Provider proxying mail opens a lot of potential issues like: message integrity, privacy, latency, loss of using my original IP, more false spam detection, scalability, increased loss mail possibility, and loss of actual delivery logs.
I would argue that latency is not really a problem when it comes to email delivery and more false spam detection/increased loss mail possibility should not be a problem if the people involved know what they are doing, but otherwise you make good points. Things like integrity and privacy comes into question, and of course trying to troubleshoot delivery when all you see is the traffic between you and the proxy becomes a nightmare.
But then again those kind of solutions are usually just to let users send an occasional report mail from their vps.

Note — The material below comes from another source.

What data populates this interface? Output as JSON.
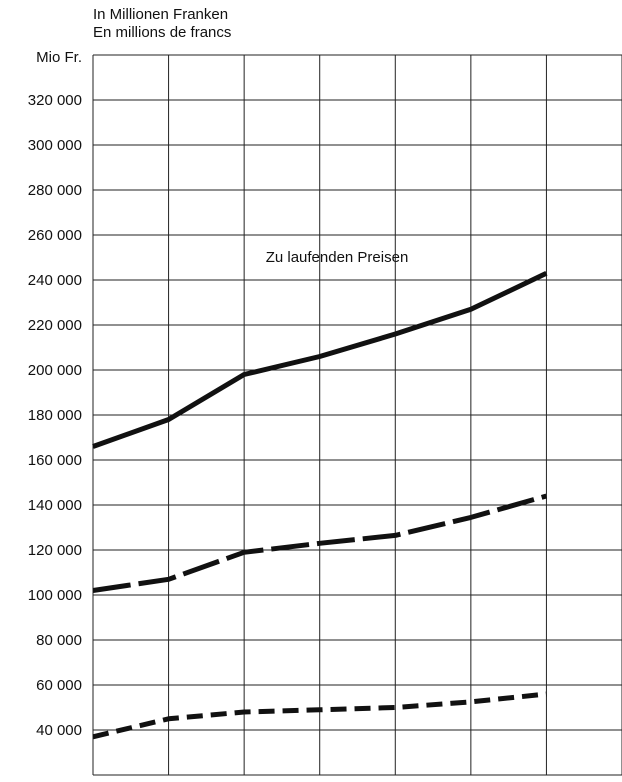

If you are planning to run an actual mailserver, a provider with a blocked smtp port is obviously not a good choice.
Definitely. I believe no host really wants to put resources into supporting a mail relay as part of the hosting service. It makes sense if they have a sister business that does mail relay, but if keeping IP addresses clean is a priority, they should block mail ports. The hosts that unblock will get the clients that need it.
Sorry to hear Dacentec chose to proxy traffic. I get their desire to nail down a clean IP problem, but that's a really big hammer for some.